29.06.2010 / Ausland / Seite 7
Besorgniserregend
Von Knut Mellenthin
Besorgt« gab sich Rußlands Präsident Dmitri
Medwedew am Montag über die Aussage von CIA-Chef Leon Panetta,
Iran besitze genug schwach angereichertes Uran, um zwei Atombomben
zu bauen. »Was diese Information betrifft, muß sie noch
verifiziert werden«, zitierte die russische
Nachrichtenagentur RIA-Nowosti den Präsidenten, »aber
auf jeden Fall veranlassen solche Informationen immer zur Sorge.
(…) Wenn die Information der amerikanischen Geheimdienste
bestätigt wird, würde das die Lage noch angespannter
machen, und ich schließe nicht aus, daß diese
Angelegenheit zusätzliche Überlegungen erfordern
würde.«
Tatsächlich hatte Panetta allerdings keinerlei Erkenntnisse
offenbart, die nicht auch dem russischen Präsidenten oder den
Beratern in seiner Umgebung bekannt sein sollten. Wieviel schwach
angereichertes Uran der Iran besitzt, kann man in den
Vierteljahresberichten der Internationalen Atomenergiebehörde
(IAEA) nachlesen.
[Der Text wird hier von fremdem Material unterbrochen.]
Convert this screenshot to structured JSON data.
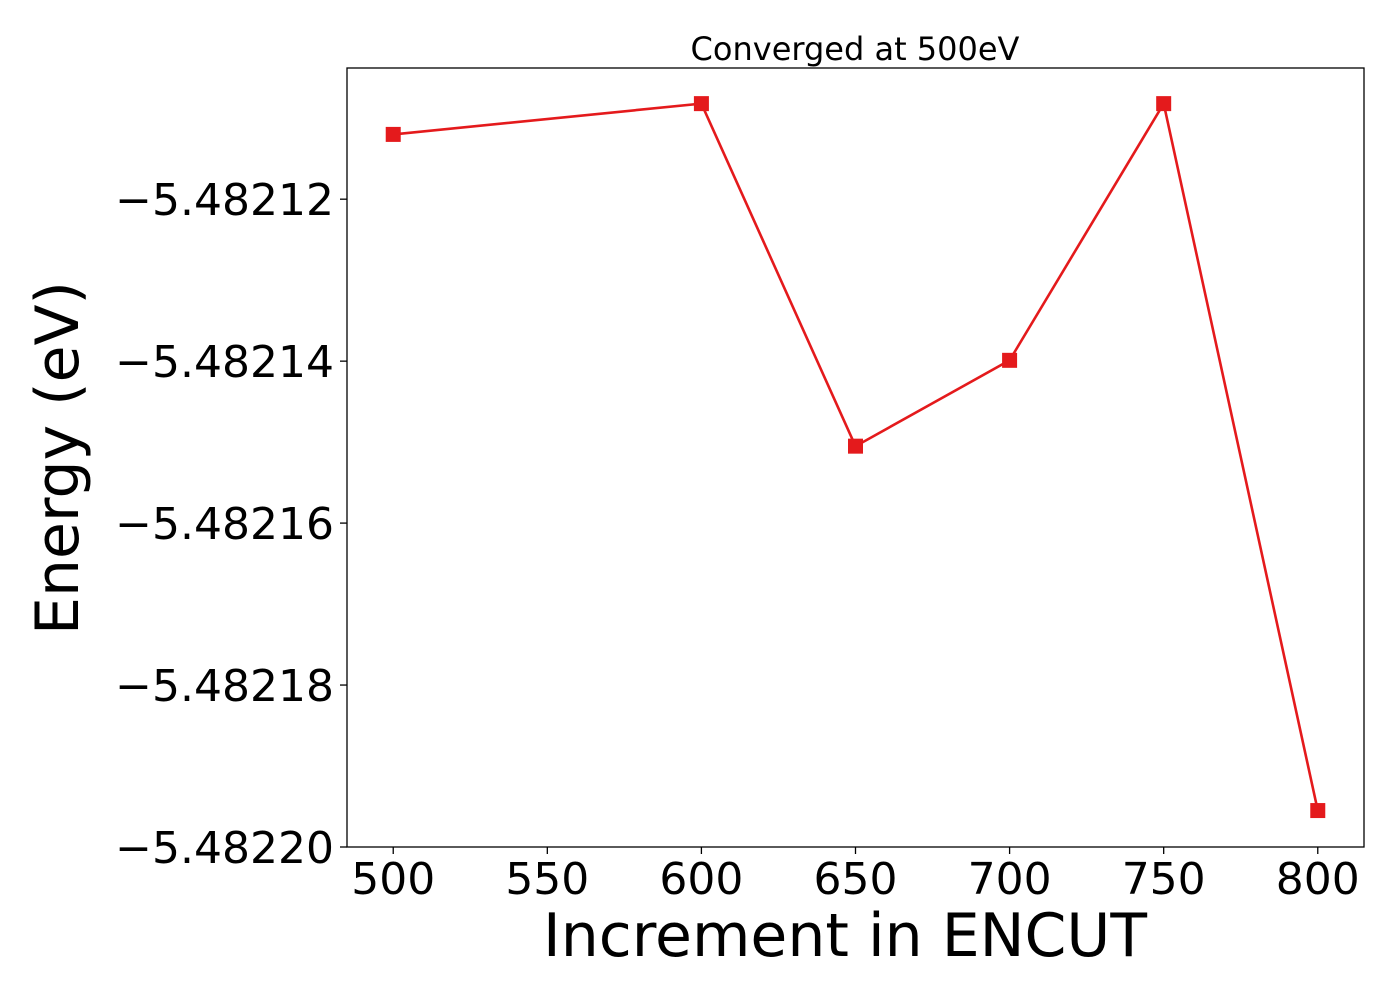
{
  "chart_data": {
    "type": "line",
    "title": "Converged at 500eV",
    "xlabel": "Increment in ENCUT",
    "ylabel": "Energy (eV)",
    "x": [
      500,
      600,
      650,
      700,
      750,
      800
    ],
    "series": [
      {
        "values": [
          -5.482112,
          -5.4821082,
          -5.4821505,
          -5.4821399,
          -5.4821082,
          -5.4821955
        ],
        "color": "#e41a1c",
        "marker": "square"
      }
    ],
    "xlim": [
      485,
      815
    ],
    "ylim": [
      -5.4822,
      -5.4821038
    ],
    "xticks": [
      500,
      550,
      600,
      650,
      700,
      750,
      800
    ],
    "xtick_labels": [
      "500",
      "550",
      "600",
      "650",
      "700",
      "750",
      "800"
    ],
    "yticks": [
      -5.48212,
      -5.48214,
      -5.48216,
      -5.48218,
      -5.4822
    ],
    "ytick_labels": [
      "−5.48212",
      "−5.48214",
      "−5.48216",
      "−5.48218",
      "−5.48220"
    ],
    "grid": false,
    "legend": "none"
  }
}
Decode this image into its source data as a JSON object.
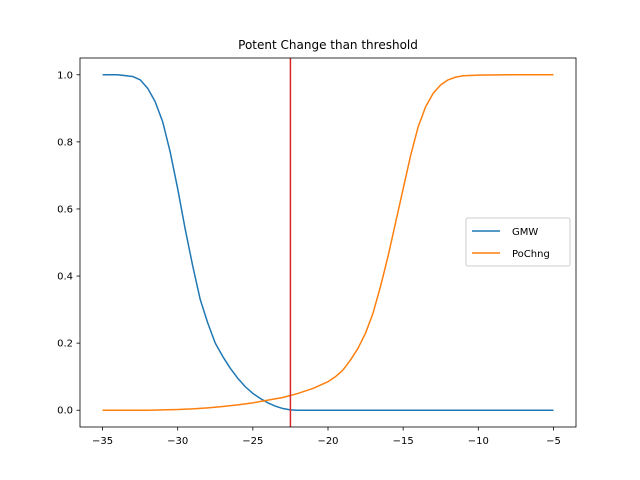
{
  "chart_data": {
    "type": "line",
    "title": "Potent Change than threshold",
    "xlabel": "",
    "ylabel": "",
    "xlim": [
      -36.5,
      -3.5
    ],
    "ylim": [
      -0.05,
      1.05
    ],
    "xticks": [
      -35,
      -30,
      -25,
      -20,
      -15,
      -10,
      -5
    ],
    "xtick_labels": [
      "−35",
      "−30",
      "−25",
      "−20",
      "−15",
      "−10",
      "−5"
    ],
    "yticks": [
      0.0,
      0.2,
      0.4,
      0.6,
      0.8,
      1.0
    ],
    "ytick_labels": [
      "0.0",
      "0.2",
      "0.4",
      "0.6",
      "0.8",
      "1.0"
    ],
    "grid": false,
    "legend_position": "center-right",
    "threshold": {
      "x": -22.5,
      "color": "#d62728"
    },
    "series": [
      {
        "name": "GMW",
        "color": "#1f77b4",
        "x": [
          -35,
          -34,
          -33,
          -32.5,
          -32,
          -31.5,
          -31,
          -30.5,
          -30,
          -29.5,
          -29,
          -28.5,
          -28,
          -27.5,
          -27,
          -26.5,
          -26,
          -25.5,
          -25,
          -24.5,
          -24,
          -23.5,
          -23,
          -22.5,
          -22,
          -21.5,
          -20,
          -15,
          -10,
          -5
        ],
        "y": [
          1.0,
          1.0,
          0.995,
          0.985,
          0.96,
          0.92,
          0.86,
          0.77,
          0.66,
          0.54,
          0.43,
          0.33,
          0.26,
          0.2,
          0.16,
          0.125,
          0.095,
          0.07,
          0.05,
          0.035,
          0.022,
          0.012,
          0.005,
          0.001,
          0.0,
          0.0,
          0.0,
          0.0,
          0.0,
          0.0
        ]
      },
      {
        "name": "PoChng",
        "color": "#ff7f0e",
        "x": [
          -35,
          -32,
          -30,
          -29,
          -28,
          -27,
          -26,
          -25,
          -24,
          -23,
          -22,
          -21,
          -20,
          -19.5,
          -19,
          -18.5,
          -18,
          -17.5,
          -17,
          -16.5,
          -16,
          -15.5,
          -15,
          -14.5,
          -14,
          -13.5,
          -13,
          -12.5,
          -12,
          -11.5,
          -11,
          -10,
          -8,
          -5
        ],
        "y": [
          0.0,
          0.0,
          0.002,
          0.004,
          0.007,
          0.011,
          0.016,
          0.022,
          0.03,
          0.038,
          0.05,
          0.065,
          0.085,
          0.1,
          0.12,
          0.15,
          0.185,
          0.23,
          0.29,
          0.37,
          0.46,
          0.56,
          0.66,
          0.76,
          0.845,
          0.905,
          0.945,
          0.97,
          0.985,
          0.993,
          0.997,
          0.999,
          1.0,
          1.0
        ]
      }
    ]
  }
}
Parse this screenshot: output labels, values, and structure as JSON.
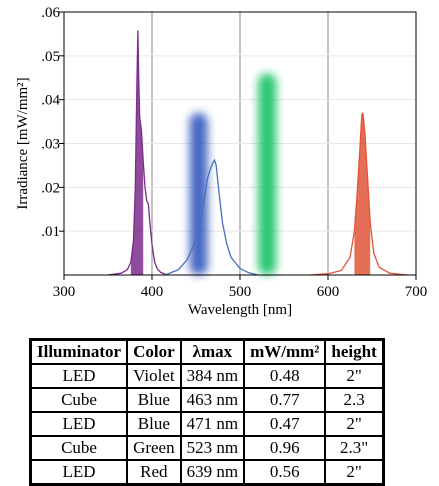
{
  "chart_data": {
    "type": "area",
    "xlabel": "Wavelength [nm]",
    "ylabel": "Irradiance [mW/mm²]",
    "xlim": [
      300,
      700
    ],
    "ylim": [
      0,
      0.06
    ],
    "x_ticks": [
      "300",
      "400",
      "500",
      "600",
      "700"
    ],
    "y_ticks": [
      ".01",
      ".02",
      ".03",
      ".04",
      ".05",
      ".06"
    ],
    "vertical_gridlines_at": [
      400,
      500,
      600
    ],
    "series": [
      {
        "color": "#7b2d8b",
        "x": [
          350,
          365,
          372,
          376,
          379,
          381,
          383,
          384,
          385,
          386,
          388,
          390,
          392,
          394,
          396,
          398,
          400,
          403,
          406,
          410,
          415
        ],
        "y": [
          0,
          0.0004,
          0.0012,
          0.003,
          0.008,
          0.02,
          0.045,
          0.0558,
          0.044,
          0.036,
          0.033,
          0.026,
          0.02,
          0.017,
          0.016,
          0.011,
          0.007,
          0.003,
          0.0014,
          0.0006,
          0.0002
        ]
      },
      {
        "color": "#4a6fc0",
        "x": [
          415,
          430,
          440,
          450,
          455,
          460,
          463,
          466,
          469,
          471,
          473,
          476,
          480,
          485,
          490,
          500,
          510,
          520
        ],
        "y": [
          0,
          0.0012,
          0.0035,
          0.008,
          0.012,
          0.018,
          0.022,
          0.024,
          0.0255,
          0.0262,
          0.025,
          0.019,
          0.012,
          0.007,
          0.004,
          0.0015,
          0.0005,
          0
        ]
      },
      {
        "color": "#e0553a",
        "x": [
          580,
          600,
          615,
          625,
          630,
          633,
          636,
          638,
          639,
          640,
          642,
          645,
          648,
          652,
          658,
          670,
          690
        ],
        "y": [
          0,
          0.0003,
          0.001,
          0.004,
          0.01,
          0.018,
          0.028,
          0.035,
          0.037,
          0.0365,
          0.032,
          0.022,
          0.012,
          0.005,
          0.0018,
          0.0004,
          0
        ]
      }
    ],
    "bands": [
      {
        "color": "#3d5fbf",
        "center": 453,
        "peak": 0.037
      },
      {
        "color": "#1ec46a",
        "center": 531,
        "peak": 0.046
      }
    ]
  },
  "table": {
    "headers": [
      "Illuminator",
      "Color",
      "λmax",
      "mW/mm²",
      "height"
    ],
    "rows": [
      [
        "LED",
        "Violet",
        "384 nm",
        "0.48",
        "2\""
      ],
      [
        "Cube",
        "Blue",
        "463 nm",
        "0.77",
        "2.3"
      ],
      [
        "LED",
        "Blue",
        "471 nm",
        "0.47",
        "2\""
      ],
      [
        "Cube",
        "Green",
        "523 nm",
        "0.96",
        "2.3\""
      ],
      [
        "LED",
        "Red",
        "639 nm",
        "0.56",
        "2\""
      ]
    ]
  }
}
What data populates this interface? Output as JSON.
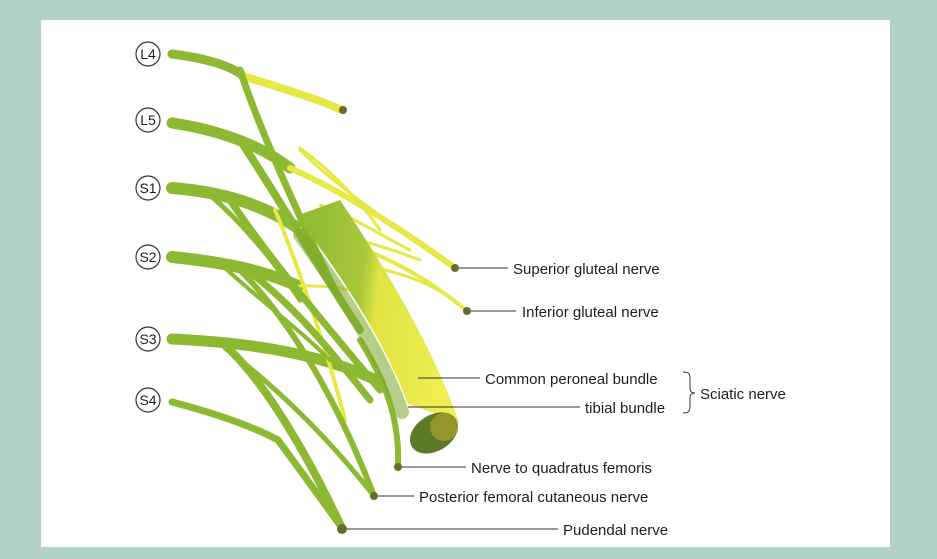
{
  "roots": [
    "L4",
    "L5",
    "S1",
    "S2",
    "S3",
    "S4"
  ],
  "labels": {
    "superior_gluteal": "Superior gluteal nerve",
    "inferior_gluteal": "Inferior gluteal nerve",
    "common_peroneal": "Common peroneal bundle",
    "tibial": "tibial bundle",
    "sciatic": "Sciatic nerve",
    "quadratus": "Nerve to quadratus femoris",
    "post_femoral": "Posterior femoral cutaneous nerve",
    "pudendal": "Pudendal nerve"
  },
  "colors": {
    "frame": "#b2d1c8",
    "green_nerve": "#8db832",
    "yellow_nerve": "#e5e845",
    "nerve_end": "#6b6a2b",
    "leader_line": "#333333"
  }
}
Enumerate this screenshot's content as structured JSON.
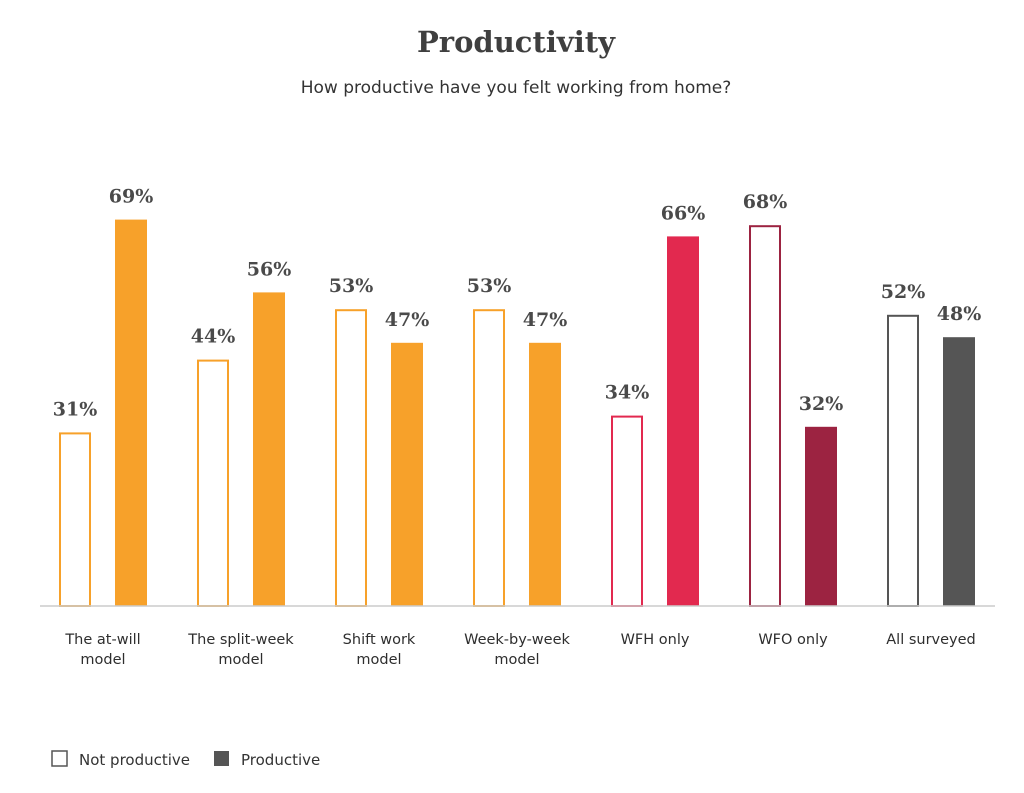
{
  "chart_data": {
    "type": "bar",
    "title": "Productivity",
    "subtitle": "How productive have you felt working from home?",
    "categories": [
      [
        "The at-will",
        "model"
      ],
      [
        "The split-week",
        "model"
      ],
      [
        "Shift work",
        "model"
      ],
      [
        "Week-by-week",
        "model"
      ],
      [
        "WFH only"
      ],
      [
        "WFO only"
      ],
      [
        "All surveyed"
      ]
    ],
    "series": [
      {
        "name": "Not productive",
        "values": [
          31,
          44,
          53,
          53,
          34,
          68,
          52
        ],
        "style": "outline"
      },
      {
        "name": "Productive",
        "values": [
          69,
          56,
          47,
          47,
          66,
          32,
          48
        ],
        "style": "filled"
      }
    ],
    "value_suffix": "%",
    "category_colors": [
      "#f7a12a",
      "#f7a12a",
      "#f7a12a",
      "#f7a12a",
      "#e2294f",
      "#9c2341",
      "#555555"
    ],
    "legend_swatch_colors": {
      "outline": "#555555",
      "filled": "#555555"
    },
    "baseline_color": "#cccccc",
    "ylim": [
      0,
      70
    ],
    "legend_position": "bottom-left",
    "grid": false
  }
}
In welchem Tempo dieser Vorrat derzeit
anwächst, steht dort ebenfalls. Ob die gegenwärtige Menge
für eine Bombe, für zwei oder für anderthalb
ausreichen würde, wird von Experten unterschiedlich gesehen.
Einig jedoch sind sich selbstverständlich alle Fachleute,
daß man aus schwach angereichertem Uran keine Bombe
herstellen könnte. Dazu müßte das Uran von jetzt
weniger als fünf Prozent auf über 90 Prozent angereichert
werden. Das tut Iran nicht. Würde es damit anfangen,
müßten diese Arbeitsprozesse der IAEA aufgrund ihres
umfassenden Kontrollsystems sofort auffallen.
Panetta äußerte ganz offensichtlich nur hypothetische
Überlegungen und nicht etwa neue Erkenntnisse, als er am
Sonntag in einem Gespräch mit dem US-Sender ABC sagte, falls
sich der Iran jetzt zum Bau einer Bombe entschließen sollte,
würde er dafür schätzungsweise zwei Jahre
benötigen. Der CIA-Chef setzte hinzu, die US-amerikanischen
Geheimdienste wüßten nicht, ob sich die iranische
Führung für die Herstellung von Atomwaffen entschieden
habe.
Keine neuen Informationen also. Aber trotzdem Stoff genug, um den
anscheinend sachlich inkompetenten russischen Präsidenten zu
nicht nur überflüssigen, sondern auch gefährlichen
Äußerungen zu veranlassen. Seine spontane Bereitschaft
zu »zusätzlichen Überlegungen« ist in der Tat
besorgniserregend.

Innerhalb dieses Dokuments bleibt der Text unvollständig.